Oleh:
Mochammad Reyhandhiva Elvanto Putra*
“Music, like every other art, but
especially music, makes us desire that everyone, as many people as possible,
take part in our experience of pleasure. Nothing more forcefully reveals the
true meaning of art: you are transported into others, and you want to feel
through them.” (Tolstoy’s Diary)
Saat
semuanya menjadi sulit, mereka memilih bergurau. Bagi mereka, canda mampu menepis kegelisahan yang menggelayut dalam nada-nada indah yang menari. Di
sana lah mereka bisa berkata, di
sana lah mereka tertawa, di sana lah mereka bisa terus beridiri tanpa
ragu dan selalu tegar. Bagi mereka, inilah dunia yang paling indah.
Hidup tanpa rekayasa, berteman tanpa basa-basi,
jujur apa adanya, tidak ada yang tersakiti. Tak ada koruptor ataupun
penyelewengan, tidak ada intrik untuk menyakiti atau melukai orang lain. Gaya
hidup yang seadanya menjadi kunci utama. Musisi jalanan,
nama indah bagi para pelaku seni yang bersahabat dan setia melantunkan
tembang-tembangnya. Indah dan menarik.
“Hei, orang-orang yang berkulit bersih, kulitmu tak seindah kulit hitam legamku
ini. Hai, manusia yang memakai dasi di sana! Harum parfummu tak sewangi
keringat basahku ini. Dan hei, engkau yang berdiri di antara kemewahan.
Kehidupanmu tak sebaik kemewahan gitar tuaku yang kusam. Hahaha…, aku adalah raja yang berlari tanpa
beban hidup yang berarti. Hai orang-orang...! Hahahahahaha….”

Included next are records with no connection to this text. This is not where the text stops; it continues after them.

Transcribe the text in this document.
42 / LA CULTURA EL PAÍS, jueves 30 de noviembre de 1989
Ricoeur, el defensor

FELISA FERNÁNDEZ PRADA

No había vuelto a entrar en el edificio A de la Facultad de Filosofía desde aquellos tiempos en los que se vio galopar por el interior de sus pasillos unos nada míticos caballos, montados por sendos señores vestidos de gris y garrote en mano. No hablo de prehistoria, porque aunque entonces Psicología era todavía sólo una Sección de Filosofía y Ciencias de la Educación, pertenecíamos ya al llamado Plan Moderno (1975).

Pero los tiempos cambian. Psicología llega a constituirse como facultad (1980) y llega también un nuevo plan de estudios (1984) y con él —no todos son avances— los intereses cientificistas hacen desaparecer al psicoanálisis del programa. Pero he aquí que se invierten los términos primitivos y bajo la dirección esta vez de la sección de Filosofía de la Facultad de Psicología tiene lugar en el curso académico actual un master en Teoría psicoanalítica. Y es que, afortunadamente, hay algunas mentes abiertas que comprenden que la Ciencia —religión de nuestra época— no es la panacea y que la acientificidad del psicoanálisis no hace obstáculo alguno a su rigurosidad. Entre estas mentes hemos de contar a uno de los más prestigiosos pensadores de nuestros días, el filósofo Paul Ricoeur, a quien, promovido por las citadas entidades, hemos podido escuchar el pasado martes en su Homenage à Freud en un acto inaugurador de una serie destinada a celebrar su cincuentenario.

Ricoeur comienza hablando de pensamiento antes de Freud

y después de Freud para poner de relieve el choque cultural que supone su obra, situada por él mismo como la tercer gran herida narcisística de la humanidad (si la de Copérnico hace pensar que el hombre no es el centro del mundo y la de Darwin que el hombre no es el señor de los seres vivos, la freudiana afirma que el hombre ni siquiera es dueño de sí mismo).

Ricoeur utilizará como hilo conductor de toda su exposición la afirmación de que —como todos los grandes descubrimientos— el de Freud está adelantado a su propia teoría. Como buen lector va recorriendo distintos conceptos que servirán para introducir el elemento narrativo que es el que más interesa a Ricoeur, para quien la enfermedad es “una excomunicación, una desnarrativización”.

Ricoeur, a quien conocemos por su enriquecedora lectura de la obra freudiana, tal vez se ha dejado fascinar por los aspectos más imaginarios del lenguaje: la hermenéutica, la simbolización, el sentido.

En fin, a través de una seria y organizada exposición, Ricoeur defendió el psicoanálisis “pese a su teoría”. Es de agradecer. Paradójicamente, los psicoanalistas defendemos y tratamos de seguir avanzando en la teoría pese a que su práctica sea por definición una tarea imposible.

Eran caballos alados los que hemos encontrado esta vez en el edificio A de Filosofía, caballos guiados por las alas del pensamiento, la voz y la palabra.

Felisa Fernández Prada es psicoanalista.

Inilah karya mereka. Mereka mampu
mengekspresikan perasaannya untuk ketegaran dan keyakinan hatinya. Untuk
bertahan hidup. Tawa dan canda bagian dari kehidupan
para musisi jalanan.
Beberapa
waktu lalu saya melewati salah satu stasiun di Jakarta,
dalam perjalanan itu saya menemukan pemandangan
yang menarik. Empat orang pria berusia sekitar 30 tahun, masing-masing membawa alat musik (biola,
gitar dan bas betot serta kendang) yang
tidak dimainkan pada setiap lagu. Lagu-lagu yang mereka bawakan adalah lagu
yang umum didengar, mulai dari lagu The
Beatles, Santana sampai Situmorang. Semuanya dibawakan dengan
santai, seolah tanpa beban.
Ini merupakan pemandang baru bagi saya, mungkin
juga bagi penikmat musik lainnya.
Mereka bukan
artis terkenal, juga bukan seorang amatiran. Semua
nada terjalin dengan baik dan sempurna.
Kelebihan mereka dibanding artis-artis label
ringtone adalah semua penonton bebas ikut menikmati lantunan lagu tanpa
harus ikut menyumbangkan uang (semacam free
rider). Penampilan mereka jauh
lebih berharga daripada para pemain musik yang terkenal di
berbagai media.
Mereka menghibur sambil mencari nafkah, namun mereka tak pernah memaksa pendengar untuk membayar.
Mungkin
bagi warga New York, London, Singapura dan Paris ini merupakan hal yang lumrah. Tapi, bagi warga Jakarta ini
bagaikan seteguk air segar di tengah “Kota
Panas”.
Tampilan musisi jalanan yang semakin profesional membuat
citarasa musik semakin meningkat. Kalau bisa
dibandingkan, kualitas musik mereka tidak kalah dengan musisi kelas internasional. Di sini
kita tidak berbicara tentang para pengamen biasa, tetapi musisi
jalanan profesional. Semakin banyak musisi jalanan yang profesional, semakin
menunjukkan kualitas kemapanan musik Indonesia dan membuat masyarakat kita
semakin belajar untuk mengapresiasi secara baik.
Hal
tersebut sudah dibuktikan oleh Klantink, yaitu musisi jalanan yang berarasal
dari kota Surabaya. Musik mereka yang apa adanya
namun kreatif, selalu menyuguhkan hal-hal yang baru. Mereka memanfaatkan barang
selain alat musik untuk dimainkan, misalnya dengan memukul lantai untuk
menghasilkan nada. Sekarang mereka telah mengukir prestasi lewat sebuah ajang
kompetisi yang digelar salah salah satu stasiun TV nasional.